I like how you surprised us with the attack, that was well done, the initial priming (Be alert! There’s a attack expected...) and then the slow talking with Asseo and then suddenly Wham! Action... Or well, suggested action anyway, haha... I should have expected that from you, really, based on your subtle lovemaking scenes. Anyway, it’s no skin off my nose cause action scenes bore me and I tend to skip them anyway.
And finally, in spite of what you said about taking so long to introduce the MCs to each other, I think it works here. You took time to show us how and why Isoba and Asseo and all the rest of them were important or significant to Daja, and that makes it all the more powerful when he loses them, as well as setting up for motifs of revenge and all that later.
superninjamonkey10 chapter 3 . 6/3
Nice! A woman, finally! It's interesting how different this culture is to ours...keep writing!
superninjamonkey10 chapter 2 . 6/3
Okay, didn't expect to see the Gift's side of things. Very cool. I'm wondering what's going to happen next!

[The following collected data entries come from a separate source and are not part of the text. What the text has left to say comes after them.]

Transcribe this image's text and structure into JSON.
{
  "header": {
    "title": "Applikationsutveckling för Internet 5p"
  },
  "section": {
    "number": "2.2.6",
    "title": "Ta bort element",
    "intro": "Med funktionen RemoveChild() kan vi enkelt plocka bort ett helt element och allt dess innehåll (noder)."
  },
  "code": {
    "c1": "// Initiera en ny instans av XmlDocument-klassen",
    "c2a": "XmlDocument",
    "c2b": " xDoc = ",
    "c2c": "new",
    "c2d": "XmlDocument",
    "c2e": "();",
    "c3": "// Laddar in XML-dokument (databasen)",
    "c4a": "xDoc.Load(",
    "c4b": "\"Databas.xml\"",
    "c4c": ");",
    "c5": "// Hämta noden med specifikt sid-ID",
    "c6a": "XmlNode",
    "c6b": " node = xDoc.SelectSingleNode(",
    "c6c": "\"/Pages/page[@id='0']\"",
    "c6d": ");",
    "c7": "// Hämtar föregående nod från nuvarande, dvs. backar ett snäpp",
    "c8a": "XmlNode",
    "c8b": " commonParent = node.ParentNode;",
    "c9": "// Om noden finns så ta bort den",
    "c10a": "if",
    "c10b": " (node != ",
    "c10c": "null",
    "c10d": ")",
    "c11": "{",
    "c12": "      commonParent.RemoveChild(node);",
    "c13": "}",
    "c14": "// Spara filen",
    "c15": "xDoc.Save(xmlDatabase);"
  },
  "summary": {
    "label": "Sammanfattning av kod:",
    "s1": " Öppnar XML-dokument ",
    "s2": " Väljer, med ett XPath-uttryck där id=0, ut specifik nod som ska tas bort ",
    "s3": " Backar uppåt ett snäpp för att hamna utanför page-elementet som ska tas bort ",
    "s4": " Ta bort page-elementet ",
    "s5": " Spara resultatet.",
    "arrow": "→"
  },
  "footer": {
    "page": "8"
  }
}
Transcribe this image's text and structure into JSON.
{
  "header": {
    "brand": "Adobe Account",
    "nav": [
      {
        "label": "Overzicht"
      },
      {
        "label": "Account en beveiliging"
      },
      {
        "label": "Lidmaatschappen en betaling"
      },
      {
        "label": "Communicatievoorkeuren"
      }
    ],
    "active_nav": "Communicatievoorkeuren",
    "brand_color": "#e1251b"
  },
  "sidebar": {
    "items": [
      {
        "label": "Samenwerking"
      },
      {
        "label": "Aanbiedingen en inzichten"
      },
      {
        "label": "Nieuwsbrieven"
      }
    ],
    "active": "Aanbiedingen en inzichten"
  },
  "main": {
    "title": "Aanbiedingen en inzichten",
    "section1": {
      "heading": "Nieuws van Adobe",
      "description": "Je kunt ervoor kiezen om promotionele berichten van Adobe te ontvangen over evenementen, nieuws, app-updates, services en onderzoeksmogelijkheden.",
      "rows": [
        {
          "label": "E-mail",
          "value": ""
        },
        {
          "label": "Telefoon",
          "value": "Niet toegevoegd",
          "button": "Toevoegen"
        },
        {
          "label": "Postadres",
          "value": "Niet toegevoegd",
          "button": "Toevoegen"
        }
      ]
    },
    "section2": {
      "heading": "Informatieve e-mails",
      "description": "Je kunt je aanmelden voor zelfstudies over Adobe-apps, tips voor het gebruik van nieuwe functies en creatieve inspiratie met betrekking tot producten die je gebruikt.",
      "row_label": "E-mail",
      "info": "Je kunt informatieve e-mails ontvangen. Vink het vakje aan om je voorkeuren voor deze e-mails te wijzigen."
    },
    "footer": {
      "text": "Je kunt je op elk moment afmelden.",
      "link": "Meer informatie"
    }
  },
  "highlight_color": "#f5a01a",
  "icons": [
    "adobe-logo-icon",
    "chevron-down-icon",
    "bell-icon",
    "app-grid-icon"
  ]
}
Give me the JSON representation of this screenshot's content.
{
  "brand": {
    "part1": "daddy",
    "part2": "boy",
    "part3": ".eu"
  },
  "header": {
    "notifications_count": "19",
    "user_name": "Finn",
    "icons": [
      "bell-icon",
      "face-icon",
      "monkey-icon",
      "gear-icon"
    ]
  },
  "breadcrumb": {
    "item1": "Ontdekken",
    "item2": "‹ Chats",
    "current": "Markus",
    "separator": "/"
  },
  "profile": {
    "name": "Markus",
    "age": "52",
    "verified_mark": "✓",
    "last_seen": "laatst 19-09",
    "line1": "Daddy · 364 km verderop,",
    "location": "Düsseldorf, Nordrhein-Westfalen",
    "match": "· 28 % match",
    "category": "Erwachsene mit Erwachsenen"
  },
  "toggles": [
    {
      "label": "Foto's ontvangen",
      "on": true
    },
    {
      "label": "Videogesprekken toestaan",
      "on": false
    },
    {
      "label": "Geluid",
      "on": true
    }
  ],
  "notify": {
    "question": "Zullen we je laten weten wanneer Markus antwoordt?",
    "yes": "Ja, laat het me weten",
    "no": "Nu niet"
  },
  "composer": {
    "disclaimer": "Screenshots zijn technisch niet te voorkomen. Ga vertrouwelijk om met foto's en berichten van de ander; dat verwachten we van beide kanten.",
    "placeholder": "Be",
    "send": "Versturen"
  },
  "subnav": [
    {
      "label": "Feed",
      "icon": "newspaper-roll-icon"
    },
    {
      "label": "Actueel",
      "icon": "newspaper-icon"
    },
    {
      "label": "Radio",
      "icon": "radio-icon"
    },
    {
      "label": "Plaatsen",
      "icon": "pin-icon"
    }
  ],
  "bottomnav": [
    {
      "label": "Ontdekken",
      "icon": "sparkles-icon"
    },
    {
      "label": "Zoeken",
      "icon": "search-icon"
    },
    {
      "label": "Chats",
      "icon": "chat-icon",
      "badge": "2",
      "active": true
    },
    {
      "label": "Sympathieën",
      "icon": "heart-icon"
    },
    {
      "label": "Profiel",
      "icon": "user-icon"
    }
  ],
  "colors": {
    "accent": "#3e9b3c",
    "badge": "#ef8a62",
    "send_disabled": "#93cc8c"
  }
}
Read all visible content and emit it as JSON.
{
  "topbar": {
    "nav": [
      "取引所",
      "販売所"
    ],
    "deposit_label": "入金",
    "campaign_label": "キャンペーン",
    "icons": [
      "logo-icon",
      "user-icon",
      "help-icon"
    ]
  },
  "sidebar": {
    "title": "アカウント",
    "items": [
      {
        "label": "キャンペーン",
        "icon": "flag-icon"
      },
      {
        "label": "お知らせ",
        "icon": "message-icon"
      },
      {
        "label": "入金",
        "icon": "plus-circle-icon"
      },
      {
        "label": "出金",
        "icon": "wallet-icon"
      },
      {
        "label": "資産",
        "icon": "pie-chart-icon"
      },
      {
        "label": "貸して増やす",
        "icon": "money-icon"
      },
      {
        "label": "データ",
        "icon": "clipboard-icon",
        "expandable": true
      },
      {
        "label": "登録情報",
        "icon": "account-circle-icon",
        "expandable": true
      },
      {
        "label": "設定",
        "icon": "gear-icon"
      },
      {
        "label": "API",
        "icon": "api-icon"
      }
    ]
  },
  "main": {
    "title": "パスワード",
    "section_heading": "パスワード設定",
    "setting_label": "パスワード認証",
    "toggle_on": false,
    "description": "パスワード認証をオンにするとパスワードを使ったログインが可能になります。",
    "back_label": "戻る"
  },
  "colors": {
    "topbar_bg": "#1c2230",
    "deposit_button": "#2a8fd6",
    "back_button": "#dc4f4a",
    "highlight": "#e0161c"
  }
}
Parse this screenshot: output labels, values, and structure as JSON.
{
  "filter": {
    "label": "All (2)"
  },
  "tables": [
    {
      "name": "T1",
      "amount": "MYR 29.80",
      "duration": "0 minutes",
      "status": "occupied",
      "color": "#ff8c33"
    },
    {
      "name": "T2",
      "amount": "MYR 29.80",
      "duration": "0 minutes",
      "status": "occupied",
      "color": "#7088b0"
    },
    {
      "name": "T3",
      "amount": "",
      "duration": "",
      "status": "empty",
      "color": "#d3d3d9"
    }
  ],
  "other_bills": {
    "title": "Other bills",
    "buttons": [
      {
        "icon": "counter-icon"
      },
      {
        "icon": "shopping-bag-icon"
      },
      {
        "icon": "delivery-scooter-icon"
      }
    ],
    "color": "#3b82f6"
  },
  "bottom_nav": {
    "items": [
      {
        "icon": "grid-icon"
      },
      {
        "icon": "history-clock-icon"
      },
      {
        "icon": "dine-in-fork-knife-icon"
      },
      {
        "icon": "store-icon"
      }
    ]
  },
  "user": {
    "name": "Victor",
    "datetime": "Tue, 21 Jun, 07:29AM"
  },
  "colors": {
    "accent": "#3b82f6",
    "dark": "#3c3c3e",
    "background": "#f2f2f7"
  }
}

superninjamonkey10 chapter 1 . 6/3
Very interesting. All this terminology is very foreign to me, so it was cool to learn something new!
Chiscribe chapter 5 . 6/2
What really stood out in this chapter was the characterization of Isoba, it's fairly consistent with how you mention him earlier in the story as the master who tends to the gardens and there are some amazingly rich metaphors you use during his introspection and descriptive writing that hearkens back to his vocation. This chapter is also filled with a sort of sadness for Daja's sacrifice that is beautifully written, as you do a great job of getting their emotions across through their words and subtle actions.

Very unique metaphors as well from Balas perspective about the meaning of scars such as the one about them being "clipped angels wings". I can't say it enough but you really have a flare for descriptive writing that permeates nearly every sentence of this story and is reinforced by a unique setting and well rounded characters. I'm also noticing you changed the title, and if there's any nitpick I have is that I actually preferred To Walk In The Wind, idk it just has more of an exotic sound to it that fits the tone of the story, The God Slave seems kind of brutish in comparison. lol
Grinning Cat chapter 14 . 6/2
I really love everything you do with the characters. And i cannot say that i dislike one of them. - special thanks for not making the women bitchy, sadly this is one of the few m/m ffs in which they are likeable. I grew fond of both women and liked daya's interactions with them.
Great story. Hope you find the time to write and update soon.